Enfin l’article de Marie de Vergès est explicitement construit contre les objecteurs de croissance : « Et toc dans les dents des décroissants ». Mais là aussi c’est tout faux. Les avocats de la décroissance ne sont pas « confortés » par la crise actuelle, ils sont inquiets. En effet, il s’agit actuellement d’une politique de désendettement subie et non d’une société de décroissance voulue. Or, comme la journaliste le remarque elle-même, « le taux de production ne peut être indéfiniment accru ». Notre rythme de croissance va en effet se heurter à des blocages énergétiques et autres épuisements des capacités de la biosphère à soutenir notre activité productive. La politique de rigueur des gouvernements risque fort de se transformer en récession, si ce n’est en dépression. Que va devenir alors notre niveau de bonheur ressenti ? Si, comme Marie de Vergès et les médias en diffusent l’idée, le bonheur ne peut qu’augmenter avec le PIB, à l’inverse, en cas de crise prolongée, il y aura effondrement de notre niveau de satisfaction, avec tous les désagréments d’ordre socio-politiques qui vont s’ensuivre. Ce n’est pas la psychologie du bonheur par le revenu qu’il faut propager. En effet, une telle attitude ne nous prépare pas au courage et au sens de la responsabilité. LE MONDE ne nous prépare pas au monde qui vient.

* LE MONDE du 26 février 2013, parlons bonheur, parlons croissance (Marie de Vergès)

2 réflexions sur “LE MONDE, « et toc dans les dents des décroissants »”

  1.  » L’âge de pierre [..]était aussi l’âge d’abondance [..] pour avoir plus de loisirs.  » Non ??!! Ecoutez les gars…serieusement?

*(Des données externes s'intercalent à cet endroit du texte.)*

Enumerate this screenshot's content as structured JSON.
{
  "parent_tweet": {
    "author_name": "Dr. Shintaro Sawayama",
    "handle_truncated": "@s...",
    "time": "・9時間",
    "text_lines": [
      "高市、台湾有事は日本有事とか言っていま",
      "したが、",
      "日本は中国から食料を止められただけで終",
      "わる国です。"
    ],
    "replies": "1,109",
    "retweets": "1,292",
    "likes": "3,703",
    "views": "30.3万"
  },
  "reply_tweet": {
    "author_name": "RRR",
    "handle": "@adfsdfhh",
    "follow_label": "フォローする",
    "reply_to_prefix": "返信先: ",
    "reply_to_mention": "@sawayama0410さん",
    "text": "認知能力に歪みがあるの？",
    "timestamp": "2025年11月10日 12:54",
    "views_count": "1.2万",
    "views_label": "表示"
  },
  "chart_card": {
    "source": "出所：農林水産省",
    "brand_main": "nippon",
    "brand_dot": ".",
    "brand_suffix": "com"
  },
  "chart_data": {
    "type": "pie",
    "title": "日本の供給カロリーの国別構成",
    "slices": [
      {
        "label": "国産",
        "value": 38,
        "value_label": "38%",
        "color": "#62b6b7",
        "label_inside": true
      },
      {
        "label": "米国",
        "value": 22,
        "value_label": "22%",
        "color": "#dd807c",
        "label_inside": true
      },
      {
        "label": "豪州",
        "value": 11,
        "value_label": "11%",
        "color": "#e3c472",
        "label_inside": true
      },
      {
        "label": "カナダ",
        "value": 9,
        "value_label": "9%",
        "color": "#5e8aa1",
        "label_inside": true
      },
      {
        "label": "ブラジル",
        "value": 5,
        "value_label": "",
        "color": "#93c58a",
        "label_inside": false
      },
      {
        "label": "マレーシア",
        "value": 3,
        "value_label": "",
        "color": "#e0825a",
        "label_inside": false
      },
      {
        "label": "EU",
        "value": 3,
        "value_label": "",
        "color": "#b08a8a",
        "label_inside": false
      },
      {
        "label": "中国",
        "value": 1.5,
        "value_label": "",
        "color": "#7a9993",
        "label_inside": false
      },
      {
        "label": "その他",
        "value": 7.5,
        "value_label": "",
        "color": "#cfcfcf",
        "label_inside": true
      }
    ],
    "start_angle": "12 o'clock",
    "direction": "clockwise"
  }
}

C’est ca votre projet?
    « Votez EELV, vous serez heureux comme a l’age de pierre » ????
    Ben heureusement que vous avez le PS pour vous avoir deputes, senateurs et ministres…

    1. Bonjour Coq au Vin
      Inutile de hérisser vos plumes, « âge de pierre, âge d’abondance », est une enquête ethnologique et non un projet EELV. La référence à ce livre était juste faite pour indiquer que la croissance par l’expansion illimitée des besoins était une course vaine au bonheur, bonheur qui peut au contraire être trouvé en limitant ses besoins.
      Centrez vos remarques sur le fond des articles et nous pourrons mieux progresser dans notre réflexion commune…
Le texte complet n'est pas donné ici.